Sponsored by the Corporación Andina de Fomento (CAF), GSPM has developed a set of courses to train leaders from seven Latin American countries on ways to affect democratic change. Most participants are either local or state officials, supporting staff or political advisors, hoping to improve communication and governance in their community.
Richards works at the Center for the Implementation of Public Policies Promoting Equity and Growth, a think-tank based in Argentina, whose goal is to “improve the quality of life for all Argentine citizens,” the CIPPEC’s Web site says.
“I work in data based policies, in projects related to bridging research and policy so [the course was] very useful [in] understanding the political management, and how it is best articulated with the state,” Richards wrote in an e-mail.
GSPM provides a six-month online course and partners with 15 local universities like Universidad Autonoma de Mexico and Universidad de Rosario in Argentina, to provide on-site training. GW Professors occasionally visit these universities to make live presentations.
Through courses like Basics of Political Strategy, Political Leadership, and Ethics and Politics, participants learn how to build alliances, invoke positive democratic change, and govern more effectively, said Israel Navarro, the projects coordinator for the program. When students reach the end of the course, they apply the skills learned and examine a local problem and propose solutions.

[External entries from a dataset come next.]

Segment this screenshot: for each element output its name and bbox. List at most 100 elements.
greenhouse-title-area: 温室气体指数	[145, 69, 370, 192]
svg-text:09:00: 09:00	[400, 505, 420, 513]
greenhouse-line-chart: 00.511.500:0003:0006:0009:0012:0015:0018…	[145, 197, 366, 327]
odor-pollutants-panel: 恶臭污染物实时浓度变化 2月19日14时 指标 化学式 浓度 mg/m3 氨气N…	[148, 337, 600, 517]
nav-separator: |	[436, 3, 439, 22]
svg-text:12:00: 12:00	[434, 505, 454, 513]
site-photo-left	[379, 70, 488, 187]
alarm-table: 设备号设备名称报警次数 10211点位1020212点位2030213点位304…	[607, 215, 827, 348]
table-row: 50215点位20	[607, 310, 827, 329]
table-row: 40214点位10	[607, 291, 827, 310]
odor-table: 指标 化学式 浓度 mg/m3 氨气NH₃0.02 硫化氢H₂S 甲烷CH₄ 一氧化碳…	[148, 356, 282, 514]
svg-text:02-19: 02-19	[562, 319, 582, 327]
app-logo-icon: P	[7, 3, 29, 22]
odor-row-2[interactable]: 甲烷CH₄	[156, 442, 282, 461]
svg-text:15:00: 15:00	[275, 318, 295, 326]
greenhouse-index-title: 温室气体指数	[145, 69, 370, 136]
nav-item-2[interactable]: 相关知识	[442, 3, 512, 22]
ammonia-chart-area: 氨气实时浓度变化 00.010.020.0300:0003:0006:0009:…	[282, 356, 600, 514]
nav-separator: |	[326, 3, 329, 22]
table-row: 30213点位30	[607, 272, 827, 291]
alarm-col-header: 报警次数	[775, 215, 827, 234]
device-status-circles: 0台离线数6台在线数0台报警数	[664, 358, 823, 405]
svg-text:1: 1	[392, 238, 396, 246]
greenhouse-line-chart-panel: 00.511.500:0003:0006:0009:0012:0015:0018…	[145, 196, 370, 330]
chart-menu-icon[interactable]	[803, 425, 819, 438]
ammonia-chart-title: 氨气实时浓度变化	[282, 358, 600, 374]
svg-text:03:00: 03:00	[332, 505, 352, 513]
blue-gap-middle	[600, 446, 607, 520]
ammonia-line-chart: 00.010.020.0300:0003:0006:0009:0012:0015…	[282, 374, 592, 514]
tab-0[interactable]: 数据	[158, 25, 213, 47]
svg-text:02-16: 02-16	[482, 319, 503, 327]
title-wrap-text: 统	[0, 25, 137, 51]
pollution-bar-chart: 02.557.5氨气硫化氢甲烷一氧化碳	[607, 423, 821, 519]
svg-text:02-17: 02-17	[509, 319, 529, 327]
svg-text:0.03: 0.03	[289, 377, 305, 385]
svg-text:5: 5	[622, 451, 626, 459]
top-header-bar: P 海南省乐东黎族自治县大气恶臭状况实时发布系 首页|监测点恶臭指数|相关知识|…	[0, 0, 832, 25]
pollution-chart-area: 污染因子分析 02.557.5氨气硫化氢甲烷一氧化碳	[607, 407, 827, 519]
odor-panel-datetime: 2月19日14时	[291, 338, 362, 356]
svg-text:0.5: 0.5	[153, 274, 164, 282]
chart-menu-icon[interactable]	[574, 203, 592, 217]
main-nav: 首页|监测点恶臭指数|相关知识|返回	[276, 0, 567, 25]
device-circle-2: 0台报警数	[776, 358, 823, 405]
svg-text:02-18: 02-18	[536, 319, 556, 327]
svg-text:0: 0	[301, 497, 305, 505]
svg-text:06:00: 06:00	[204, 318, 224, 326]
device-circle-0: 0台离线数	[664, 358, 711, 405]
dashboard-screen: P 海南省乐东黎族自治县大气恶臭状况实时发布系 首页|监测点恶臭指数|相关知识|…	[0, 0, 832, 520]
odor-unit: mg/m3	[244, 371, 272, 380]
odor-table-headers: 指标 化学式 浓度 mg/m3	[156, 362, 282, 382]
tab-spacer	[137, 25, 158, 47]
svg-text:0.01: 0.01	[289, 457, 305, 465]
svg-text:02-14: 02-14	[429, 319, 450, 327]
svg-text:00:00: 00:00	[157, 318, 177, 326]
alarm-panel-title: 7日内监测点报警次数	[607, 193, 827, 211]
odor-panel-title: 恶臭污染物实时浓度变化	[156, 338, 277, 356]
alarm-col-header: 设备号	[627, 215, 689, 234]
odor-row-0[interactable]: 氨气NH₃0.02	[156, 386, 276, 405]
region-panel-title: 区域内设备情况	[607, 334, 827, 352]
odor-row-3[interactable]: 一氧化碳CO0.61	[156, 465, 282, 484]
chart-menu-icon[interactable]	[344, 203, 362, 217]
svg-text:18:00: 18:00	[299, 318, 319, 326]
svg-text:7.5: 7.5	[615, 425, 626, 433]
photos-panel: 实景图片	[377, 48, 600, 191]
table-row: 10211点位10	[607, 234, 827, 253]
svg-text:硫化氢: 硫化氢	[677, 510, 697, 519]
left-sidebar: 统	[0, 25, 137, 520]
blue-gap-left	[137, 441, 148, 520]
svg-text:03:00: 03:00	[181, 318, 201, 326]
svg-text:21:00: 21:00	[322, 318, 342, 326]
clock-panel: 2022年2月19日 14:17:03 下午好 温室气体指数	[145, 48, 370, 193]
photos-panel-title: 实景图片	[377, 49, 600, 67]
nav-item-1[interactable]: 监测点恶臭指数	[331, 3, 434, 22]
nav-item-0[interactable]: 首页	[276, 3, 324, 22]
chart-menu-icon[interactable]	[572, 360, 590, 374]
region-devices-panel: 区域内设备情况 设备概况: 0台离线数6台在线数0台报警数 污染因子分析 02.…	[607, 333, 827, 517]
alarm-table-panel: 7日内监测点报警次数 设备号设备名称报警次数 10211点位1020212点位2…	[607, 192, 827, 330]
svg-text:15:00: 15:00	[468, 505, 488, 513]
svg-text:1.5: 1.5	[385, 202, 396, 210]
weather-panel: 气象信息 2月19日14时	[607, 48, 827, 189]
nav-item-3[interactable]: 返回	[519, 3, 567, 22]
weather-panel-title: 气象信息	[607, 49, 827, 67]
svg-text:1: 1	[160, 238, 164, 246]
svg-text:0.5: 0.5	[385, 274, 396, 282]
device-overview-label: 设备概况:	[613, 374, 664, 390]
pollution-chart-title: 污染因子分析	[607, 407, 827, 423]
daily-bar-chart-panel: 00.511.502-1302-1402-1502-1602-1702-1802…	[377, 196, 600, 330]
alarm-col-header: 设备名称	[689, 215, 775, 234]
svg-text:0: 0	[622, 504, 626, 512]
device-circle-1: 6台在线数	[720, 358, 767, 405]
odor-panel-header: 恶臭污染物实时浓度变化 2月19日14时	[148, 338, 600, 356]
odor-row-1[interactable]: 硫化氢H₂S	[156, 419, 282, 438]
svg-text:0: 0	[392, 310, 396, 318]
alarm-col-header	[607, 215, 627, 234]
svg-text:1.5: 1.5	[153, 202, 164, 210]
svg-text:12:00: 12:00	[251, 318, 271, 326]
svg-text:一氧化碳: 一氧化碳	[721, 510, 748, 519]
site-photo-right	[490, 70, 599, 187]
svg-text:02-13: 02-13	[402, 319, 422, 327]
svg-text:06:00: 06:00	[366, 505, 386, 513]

“The idea of preparing a project for the improvement of local government is enriching,” said Richards.
“We finished a program that trained us for a better administration,” Basilia Paz, representative of the Etnia Aymara group in Bolivia said in a testimonial for the program.
Officials, who are from both the public and private sector, must apply to the program. This year, over 1,600 leaders will be trained.
Past students include mayors, councilmen, a secretary of the treasury for a municipality and executive presidents of private companies.
Since the program’s inception nine years ago, CAF has asked the GSPM to expand into other countries, including Brazil and the Dominican Republic, Navarro said.
“We have been very successful. We have a 95 percent completion rate which is quite remarkable,” GSPM Dean Arteron said.